For manual testing of a multi-process Synapse instance in Docker,
[Dockerfile-workers](Dockerfile-workers) is a Dockerfile that will produce an image
bundling all necessary components together for a workerised homeserver instance.

This includes any desired Synapse worker processes, a nginx to route traffic accordingly,
a redis for worker communication and a supervisord instance to start up and monitor all
processes. You will need to provide your own postgres container to connect to, and TLS
is not handled by the container.

Once you've built the image using the above instructions, you can run it. Be sure
you've set up a volume according to the [usual Synapse docker instructions](README.md).
Then run something along the lines of:

```
docker run -d --name synapse \
    --mount type=volume,src=synapse-data,dst=/data \
    -p 8008:8008 \
    -e SYNAPSE_SERVER_NAME=my.matrix.host \
    -e SYNAPSE_REPORT_STATS=no \
    -e POSTGRES_HOST=postgres \
    -e POSTGRES_USER=postgres \
    -e POSTGRES_PASSWORD=somesecret \
    -e SYNAPSE_WORKER_TYPES=synchrotron,media_repository,user_dir \
    -e SYNAPSE_WORKERS_WRITE_LOGS_TO_DISK=1 \
    matrixdotorg/synapse-workers
```

...substituting `POSTGRES*` variables for those that match a postgres host you have
available (usually a running postgres docker container).
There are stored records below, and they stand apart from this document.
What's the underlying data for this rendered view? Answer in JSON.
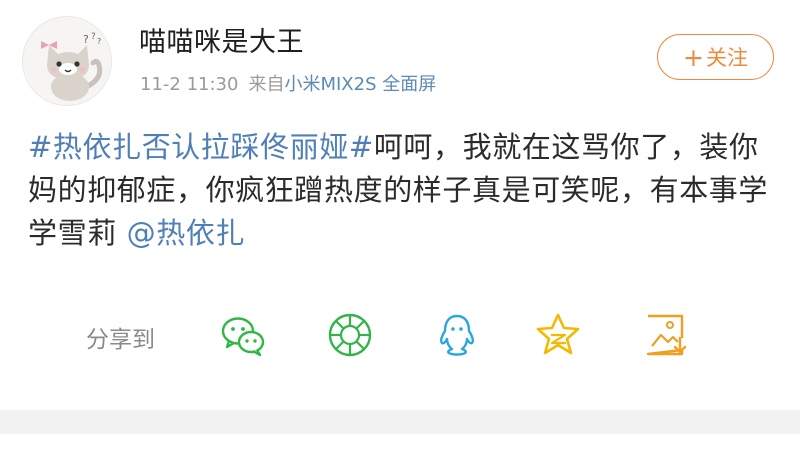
{
  "post": {
    "username": "喵喵咪是大王",
    "date": "11-2 11:30",
    "source_prefix": "来自",
    "device": "小米MIX2S 全面屏",
    "follow_label": "关注",
    "follow_plus": "+",
    "topic": "#热依扎否认拉踩佟丽娅#",
    "body": "呵呵，我就在这骂你了，装你妈的抑郁症，你疯狂蹭热度的样子真是可笑呢，有本事学学雪莉",
    "mention": "@热依扎"
  },
  "share": {
    "label": "分享到",
    "targets": [
      {
        "name": "wechat",
        "icon": "wechat-icon",
        "color": "#2fb845"
      },
      {
        "name": "moments",
        "icon": "moments-icon",
        "color": "#34b34a"
      },
      {
        "name": "qq",
        "icon": "qq-icon",
        "color": "#2ba5e0"
      },
      {
        "name": "qzone",
        "icon": "qzone-icon",
        "color": "#f5b800"
      },
      {
        "name": "save-image",
        "icon": "save-image-icon",
        "color": "#f0a020"
      }
    ]
  },
  "colors": {
    "link": "#4f7fb8",
    "follow": "#f08a3b",
    "meta": "#9a9a9a"
  }
}
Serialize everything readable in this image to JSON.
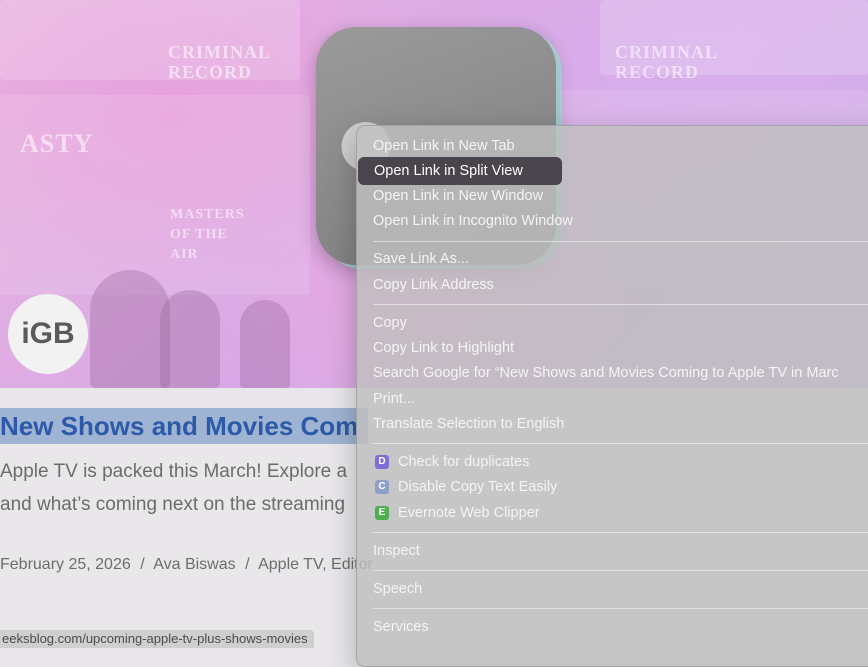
{
  "hero": {
    "poster_texts": [
      "CRIMINAL RECORD",
      "CRIMINAL RECORD",
      "ASTY",
      "MASTERS OF THE AIR"
    ],
    "badge_text": "iGB",
    "apple_logo_icon": "apple-logo-icon"
  },
  "article": {
    "title": "New Shows and Movies Com",
    "excerpt_line1": "Apple TV is packed this March! Explore a",
    "excerpt_line2": "and what’s coming next on the streaming",
    "date": "February 25, 2026",
    "author": "Ava Biswas",
    "category": "Apple TV, Editor",
    "separator": "/"
  },
  "status_bar": {
    "url": "eeksblog.com/upcoming-apple-tv-plus-shows-movies"
  },
  "context_menu": {
    "groups": [
      [
        {
          "label": "Open Link in New Tab"
        },
        {
          "label": "Open Link in Split View",
          "highlighted": true
        },
        {
          "label": "Open Link in New Window"
        },
        {
          "label": "Open Link in Incognito Window"
        }
      ],
      [
        {
          "label": "Save Link As..."
        },
        {
          "label": "Copy Link Address"
        }
      ],
      [
        {
          "label": "Copy"
        },
        {
          "label": "Copy Link to Highlight"
        },
        {
          "label": "Search Google for “New Shows and Movies Coming to Apple TV in Marc"
        },
        {
          "label": "Print..."
        },
        {
          "label": "Translate Selection to English"
        }
      ],
      [
        {
          "label": "Check for duplicates",
          "icon": "duplicates-extension-icon",
          "icon_color": "#7b6fd6",
          "icon_glyph": "D"
        },
        {
          "label": "Disable Copy Text Easily",
          "icon": "copy-text-extension-icon",
          "icon_color": "#8fa0c8",
          "icon_glyph": "C"
        },
        {
          "label": "Evernote Web Clipper",
          "icon": "evernote-icon",
          "icon_color": "#4caf50",
          "icon_glyph": "E"
        }
      ],
      [
        {
          "label": "Inspect"
        }
      ],
      [
        {
          "label": "Speech"
        }
      ],
      [
        {
          "label": "Services"
        }
      ]
    ],
    "colors": {
      "highlight": "#4a444c",
      "text": "#f4f4f4",
      "background": "#bebebe"
    }
  }
}
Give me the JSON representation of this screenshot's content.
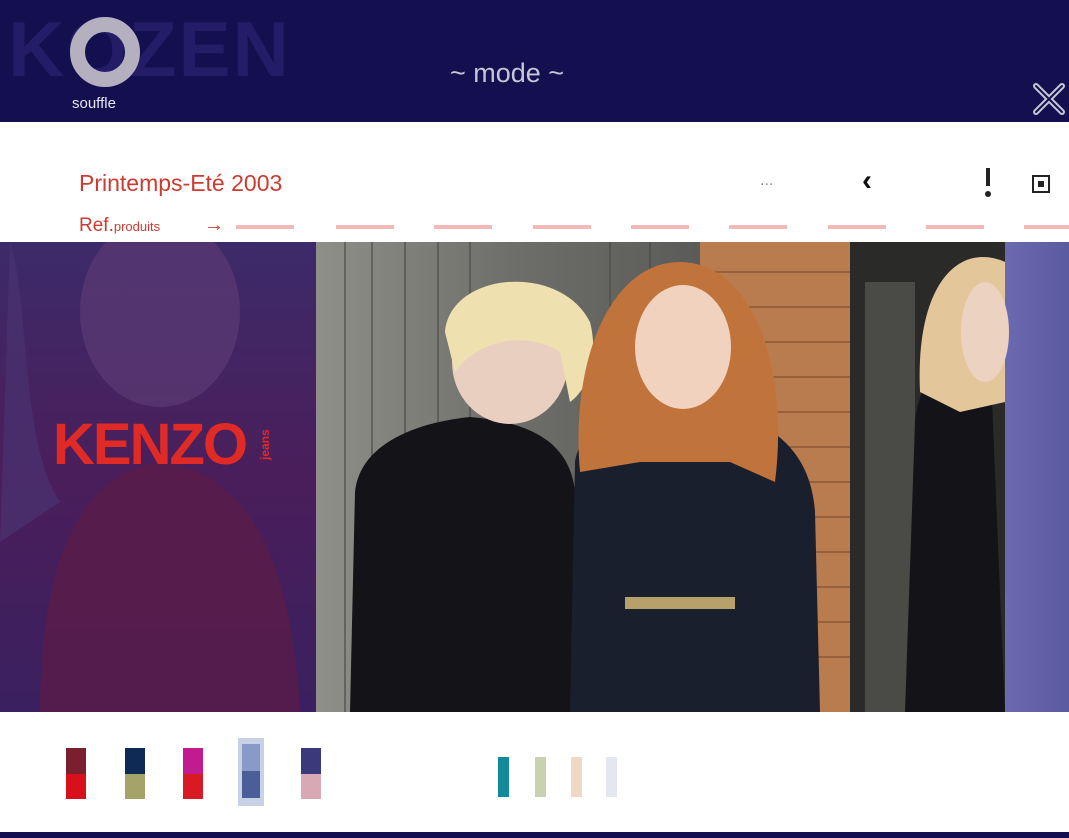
{
  "header": {
    "wordmark": "KOZEN",
    "logo_label": "souffle",
    "title": "~ mode ~",
    "close_icon": "close-icon"
  },
  "toolbar": {
    "collection_title": "Printemps-Eté 2003",
    "ref_label": "Ref.",
    "ref_sub": "produits",
    "ref_arrow": "→",
    "ellipsis": "...",
    "prev_icon": "chevron-left-icon",
    "info_icon": "exclamation-icon",
    "fullscreen_icon": "square-dot-icon"
  },
  "photo": {
    "brand_name": "KENZO",
    "brand_sub": "jeans"
  },
  "swatches": {
    "main": [
      {
        "top": "#7a1f2e",
        "bottom": "#d8101a"
      },
      {
        "top": "#0e2a55",
        "bottom": "#a6a36a"
      },
      {
        "top": "#c21a8f",
        "bottom": "#d81a24"
      },
      {
        "top": "#8a9ac8",
        "bottom": "#4a5e98"
      },
      {
        "top": "#3a3a7a",
        "bottom": "#d8a8b4"
      }
    ],
    "secondary": [
      "#138a9a",
      "#c8d2b0",
      "#f0d8c4",
      "#e4e6f0"
    ]
  },
  "colors": {
    "header_bg": "#141050",
    "accent_red": "#cc3b30",
    "brand_red": "#e02a26"
  }
}
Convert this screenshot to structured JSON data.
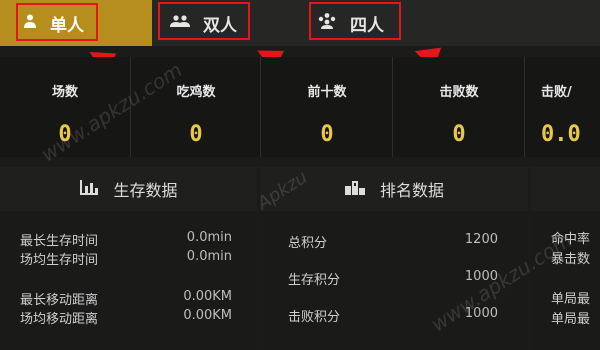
{
  "tabs": [
    {
      "label": "单人",
      "icon": "single-person-icon",
      "active": true
    },
    {
      "label": "双人",
      "icon": "two-person-icon",
      "active": false
    },
    {
      "label": "四人",
      "icon": "four-person-icon",
      "active": false
    }
  ],
  "stats": [
    {
      "label": "场数",
      "value": "0"
    },
    {
      "label": "吃鸡数",
      "value": "0"
    },
    {
      "label": "前十数",
      "value": "0"
    },
    {
      "label": "击败数",
      "value": "0"
    },
    {
      "label": "击败/",
      "value": "0.0"
    }
  ],
  "sections": {
    "survival": {
      "title": "生存数据",
      "icon": "bar-chart-icon",
      "rows": [
        {
          "label": "最长生存时间",
          "value": "0.0min"
        },
        {
          "label": "场均生存时间",
          "value": "0.0min"
        },
        {
          "label": "最长移动距离",
          "value": "0.00KM"
        },
        {
          "label": "场均移动距离",
          "value": "0.00KM"
        }
      ]
    },
    "ranking": {
      "title": "排名数据",
      "icon": "podium-icon",
      "rows": [
        {
          "label": "总积分",
          "value": "1200"
        },
        {
          "label": "生存积分",
          "value": "1000"
        },
        {
          "label": "击败积分",
          "value": "1000"
        }
      ]
    },
    "combat": {
      "rows": [
        {
          "label": "命中率"
        },
        {
          "label": "暴击数"
        },
        {
          "label": "单局最"
        },
        {
          "label": "单局最"
        }
      ]
    }
  },
  "watermarks": [
    "www.apkzu.com",
    "Apkzu",
    "www.apkzu.com"
  ],
  "colors": {
    "accent": "#b58e1d",
    "value": "#e9c74a",
    "highlight": "#e3161c"
  }
}
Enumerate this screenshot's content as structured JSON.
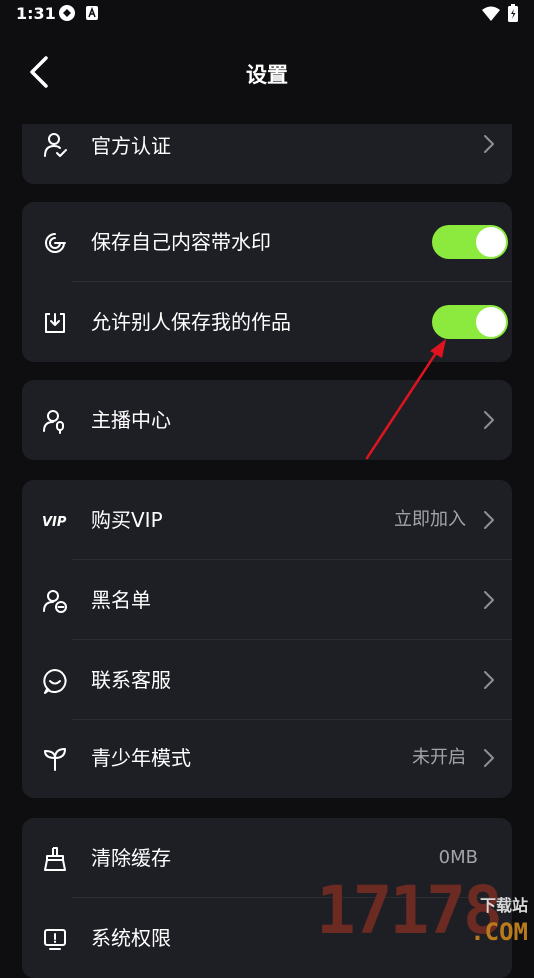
{
  "status_bar": {
    "time": "1:31"
  },
  "nav": {
    "title": "设置"
  },
  "sections": {
    "auth": {
      "label": "官方认证"
    },
    "watermark": {
      "save_watermark_label": "保存自己内容带水印",
      "save_watermark_enabled": true,
      "allow_save_label": "允许别人保存我的作品",
      "allow_save_enabled": true
    },
    "anchor": {
      "label": "主播中心"
    },
    "vip": {
      "label": "购买VIP",
      "value": "立即加入"
    },
    "blacklist": {
      "label": "黑名单"
    },
    "support": {
      "label": "联系客服"
    },
    "youth": {
      "label": "青少年模式",
      "value": "未开启"
    },
    "cache": {
      "label": "清除缓存",
      "value": "0MB"
    },
    "permissions": {
      "label": "系统权限"
    }
  },
  "watermark_logo": {
    "number": "17178",
    "site": "下载站",
    "domain": ".COM"
  },
  "colors": {
    "background": "#0e0e10",
    "card": "#1e1f25",
    "toggle_on": "#8bea3d",
    "annotation_arrow": "#e0141e"
  }
}
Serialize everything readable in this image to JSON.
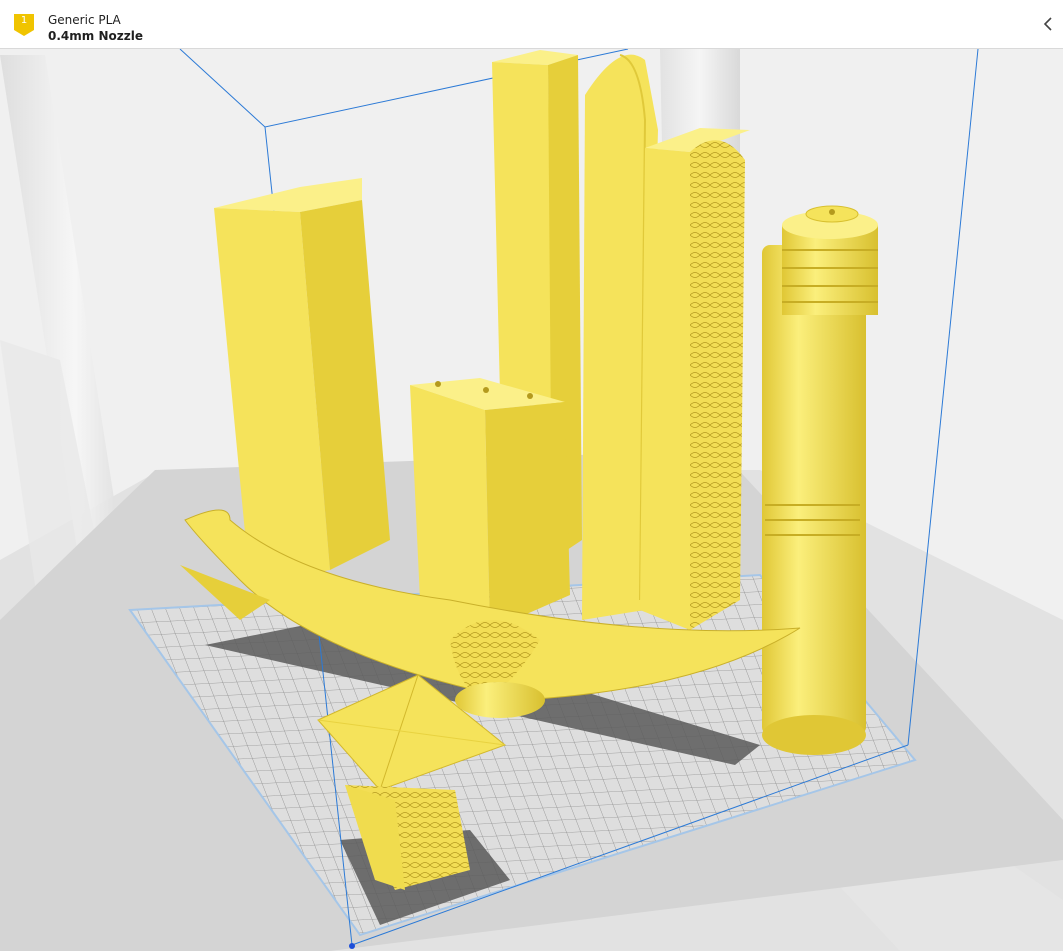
{
  "extruder": {
    "number": "1",
    "material": "Generic PLA",
    "nozzle": "0.4mm Nozzle"
  },
  "icons": {
    "extruder_badge": "extruder-badge-icon",
    "collapse": "chevron-left-icon"
  },
  "colors": {
    "model": "#f5e35b",
    "model_shade": "#e6cf3a",
    "model_light": "#fbf089",
    "badge": "#f0c400",
    "build_volume": "#2c7ad6",
    "grid_line": "#8a8a8a",
    "plate": "#e8e8e8",
    "shadow": "#555555"
  }
}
The `SYNAPSE_WORKER_TYPES` environment variable is a comma-separated list of workers to
use when running the container. All possible worker names are defined by the keys of the
`WORKERS_CONFIG` variable in [this script](configure_workers_and_start.py), which the
Dockerfile makes use of to generate appropriate worker, nginx and supervisord config
files.

Sharding is supported for a subset of workers, in line with the
[worker documentation](../docs/workers.md). To run multiple instances of a given worker
type, simply specify the type multiple times in `SYNAPSE_WORKER_TYPES`
(e.g `SYNAPSE_WORKER_TYPES=event_creator,event_creator...`).

Otherwise, `SYNAPSE_WORKER_TYPES` can either be left empty or unset to spawn no workers
(leaving only the main process). The container is configured to use redis-based worker
mode.

Logs for workers and the main process are logged to stdout and can be viewed with
standard `docker logs` tooling. Worker logs contain their worker name
after the timestamp.

Setting `SYNAPSE_WORKERS_WRITE_LOGS_TO_DISK=1` will cause worker logs to be written to
`<data_dir>/logs/<worker_name>.log`. Logs are kept for 1 week and rotate every day at 00:
00, according to the container's clock. Logging for the main process must still be
configured by modifying the homeserver's log config in your Synapse data volume.